USS Constitution Pike Drills Link History with Discipline
- Joey Upper
One of the things that distinguishes the United States Navy is a profound respect for history and tradition.
As a fighting force that has protected the mainland and U.S. interests abroad for the last two centuries, the Navy has managed to be on the cutting edge of technology, tactics, and fighting spirit while preserving the connections with the past that link sailors and officers with their ancestors.
One need only recall the great names – John Paul Jones, Commodore Perry, and Admirals Kimmel, Spruance, and Nimitz – to know that safeguarding the United States has been the goal and honor of men and women for many generations.
In fact, according to naval historian Alfred Mahan, “The study of history lies at the foundation of all sound military conclusions and practice.” (“The Influence of Sea Power Upon History 1660-1783”)
One of the ways that traditions are kept alive is by maintaining historical units. One example is the U.S. Army’s 3rd Infantry Regiment, the “Old Guard.”

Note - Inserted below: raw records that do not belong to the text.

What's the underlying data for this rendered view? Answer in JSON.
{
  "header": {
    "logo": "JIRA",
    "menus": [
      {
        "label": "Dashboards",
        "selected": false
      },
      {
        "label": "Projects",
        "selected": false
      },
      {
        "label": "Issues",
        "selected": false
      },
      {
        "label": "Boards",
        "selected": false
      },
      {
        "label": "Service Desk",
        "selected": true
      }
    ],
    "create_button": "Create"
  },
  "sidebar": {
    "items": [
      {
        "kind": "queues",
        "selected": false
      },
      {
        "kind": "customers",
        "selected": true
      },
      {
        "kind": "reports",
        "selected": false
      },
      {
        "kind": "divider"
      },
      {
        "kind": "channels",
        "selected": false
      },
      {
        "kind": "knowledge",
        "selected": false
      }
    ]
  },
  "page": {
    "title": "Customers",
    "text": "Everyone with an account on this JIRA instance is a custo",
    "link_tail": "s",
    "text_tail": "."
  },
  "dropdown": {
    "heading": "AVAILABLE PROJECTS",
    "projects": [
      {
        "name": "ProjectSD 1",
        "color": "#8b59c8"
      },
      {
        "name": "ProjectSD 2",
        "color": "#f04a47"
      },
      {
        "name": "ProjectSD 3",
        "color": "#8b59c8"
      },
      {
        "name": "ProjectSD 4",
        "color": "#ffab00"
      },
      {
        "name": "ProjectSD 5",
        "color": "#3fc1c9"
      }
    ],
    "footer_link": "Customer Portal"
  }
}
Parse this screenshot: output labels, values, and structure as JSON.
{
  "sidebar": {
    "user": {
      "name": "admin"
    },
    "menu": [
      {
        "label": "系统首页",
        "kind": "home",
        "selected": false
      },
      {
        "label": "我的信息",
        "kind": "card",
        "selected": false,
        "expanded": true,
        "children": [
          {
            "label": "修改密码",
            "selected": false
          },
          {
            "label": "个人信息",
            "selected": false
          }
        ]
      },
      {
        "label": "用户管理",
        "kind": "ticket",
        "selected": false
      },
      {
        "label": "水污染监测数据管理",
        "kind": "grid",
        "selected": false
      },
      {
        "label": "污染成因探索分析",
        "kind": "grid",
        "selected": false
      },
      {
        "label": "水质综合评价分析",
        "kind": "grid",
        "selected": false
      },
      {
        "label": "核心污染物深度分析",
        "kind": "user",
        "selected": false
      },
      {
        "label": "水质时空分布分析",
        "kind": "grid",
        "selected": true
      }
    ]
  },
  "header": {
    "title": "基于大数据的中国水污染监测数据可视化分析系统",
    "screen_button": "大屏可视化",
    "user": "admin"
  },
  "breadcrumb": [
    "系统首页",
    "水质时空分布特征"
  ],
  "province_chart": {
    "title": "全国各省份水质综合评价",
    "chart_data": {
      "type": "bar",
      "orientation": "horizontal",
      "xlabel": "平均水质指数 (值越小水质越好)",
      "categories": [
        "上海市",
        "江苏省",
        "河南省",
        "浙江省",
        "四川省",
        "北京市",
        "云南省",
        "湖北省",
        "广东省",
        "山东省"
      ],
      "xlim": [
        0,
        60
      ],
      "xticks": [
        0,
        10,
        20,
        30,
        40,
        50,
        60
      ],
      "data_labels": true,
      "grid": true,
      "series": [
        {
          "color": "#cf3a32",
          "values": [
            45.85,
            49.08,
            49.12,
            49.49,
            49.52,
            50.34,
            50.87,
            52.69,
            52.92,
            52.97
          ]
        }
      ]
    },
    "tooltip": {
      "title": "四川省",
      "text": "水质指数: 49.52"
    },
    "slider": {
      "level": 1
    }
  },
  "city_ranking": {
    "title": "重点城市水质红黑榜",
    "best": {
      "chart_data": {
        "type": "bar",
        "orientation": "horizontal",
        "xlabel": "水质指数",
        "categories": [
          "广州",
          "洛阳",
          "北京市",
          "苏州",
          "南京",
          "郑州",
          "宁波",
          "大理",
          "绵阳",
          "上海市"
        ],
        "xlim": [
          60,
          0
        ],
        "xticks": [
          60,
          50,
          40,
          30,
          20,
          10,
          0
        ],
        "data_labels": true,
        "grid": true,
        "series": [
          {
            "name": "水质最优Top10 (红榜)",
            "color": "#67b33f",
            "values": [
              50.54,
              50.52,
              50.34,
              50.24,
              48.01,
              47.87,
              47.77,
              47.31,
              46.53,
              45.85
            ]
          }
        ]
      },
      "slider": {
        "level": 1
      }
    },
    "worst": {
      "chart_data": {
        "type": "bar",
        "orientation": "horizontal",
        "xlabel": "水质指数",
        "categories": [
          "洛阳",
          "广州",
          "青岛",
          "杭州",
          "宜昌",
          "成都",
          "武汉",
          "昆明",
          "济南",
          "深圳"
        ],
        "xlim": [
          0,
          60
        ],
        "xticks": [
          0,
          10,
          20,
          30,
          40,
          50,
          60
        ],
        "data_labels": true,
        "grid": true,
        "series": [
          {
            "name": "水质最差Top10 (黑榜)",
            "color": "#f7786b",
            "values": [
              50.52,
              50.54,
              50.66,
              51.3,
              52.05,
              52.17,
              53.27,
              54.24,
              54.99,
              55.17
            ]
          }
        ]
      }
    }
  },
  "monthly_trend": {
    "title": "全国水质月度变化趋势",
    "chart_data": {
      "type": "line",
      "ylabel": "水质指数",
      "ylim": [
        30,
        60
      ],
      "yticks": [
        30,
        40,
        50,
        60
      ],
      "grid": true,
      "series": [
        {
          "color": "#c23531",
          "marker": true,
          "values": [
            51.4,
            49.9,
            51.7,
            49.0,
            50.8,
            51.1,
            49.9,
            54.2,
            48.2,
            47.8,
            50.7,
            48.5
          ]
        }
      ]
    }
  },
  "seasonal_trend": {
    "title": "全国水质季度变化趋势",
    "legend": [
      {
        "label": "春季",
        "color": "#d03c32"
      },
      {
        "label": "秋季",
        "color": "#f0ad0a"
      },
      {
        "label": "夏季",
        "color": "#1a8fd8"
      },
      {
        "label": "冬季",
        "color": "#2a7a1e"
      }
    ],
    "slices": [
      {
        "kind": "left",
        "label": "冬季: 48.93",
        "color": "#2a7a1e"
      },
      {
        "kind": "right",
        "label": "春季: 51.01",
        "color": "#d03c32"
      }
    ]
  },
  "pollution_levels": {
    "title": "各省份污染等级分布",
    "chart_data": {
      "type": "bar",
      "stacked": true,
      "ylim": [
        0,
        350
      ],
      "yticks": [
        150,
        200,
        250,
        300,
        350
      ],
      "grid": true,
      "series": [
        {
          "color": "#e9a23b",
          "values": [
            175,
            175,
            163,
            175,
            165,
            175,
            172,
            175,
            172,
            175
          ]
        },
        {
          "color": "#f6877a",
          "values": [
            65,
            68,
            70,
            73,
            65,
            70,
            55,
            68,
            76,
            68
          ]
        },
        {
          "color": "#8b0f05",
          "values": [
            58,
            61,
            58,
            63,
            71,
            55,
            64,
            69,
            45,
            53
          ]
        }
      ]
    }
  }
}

According to their website, “The Old Guard is the Army’s official ceremonial unit and escort to the president, and it also provides security for Washington, D.C., in time of national emergency or civil disturbance.”
They also maintain a Drum and Fife Corps which preserves the musical tradition of the Continental army from the War of Independence in the late eighteenth century. Last but not least, they maintain a 24-hour vigil at the Tomb of the Unknown Soldier and provide burial details for the earthly remains of service members and veterans interred at Arlington National Cemetery.
USS Constitution: Seaman Matthew R. Fairchild | Credit: U.S. Navy
Not to be outdone, the U.S. Navy also maintains an active-duty unit to preserve the history of the late 18th century. The USS Constitution is a 44-gun frigate of the United States class, and she is a thing of beauty.
Displacing 2,200 tons, she was laid down in 1794 and launched in 1797. She participated in the actions against the Barbary Pirates, where the US Marine Corps added “the shores of Tripoli” to their hymn, and later participated in the War of 1812, where she distinguished herself in action against, among others, the HMS Guerriere (pictured).
Part of the duties of sailors assigned to the USS Constitution is performing a form of drill known as Pike Drill. Just as service members practice with rifles today, the members of this team practice with pikes, a spear that was used to repel hostile sailors and marines during boarding actions.
In the frenzy and chaos of battle, maintaining the coordination and discipline necessary to face the enemy as a cohesive unit instead of a series of individuals doing their own thing is absolutely critical.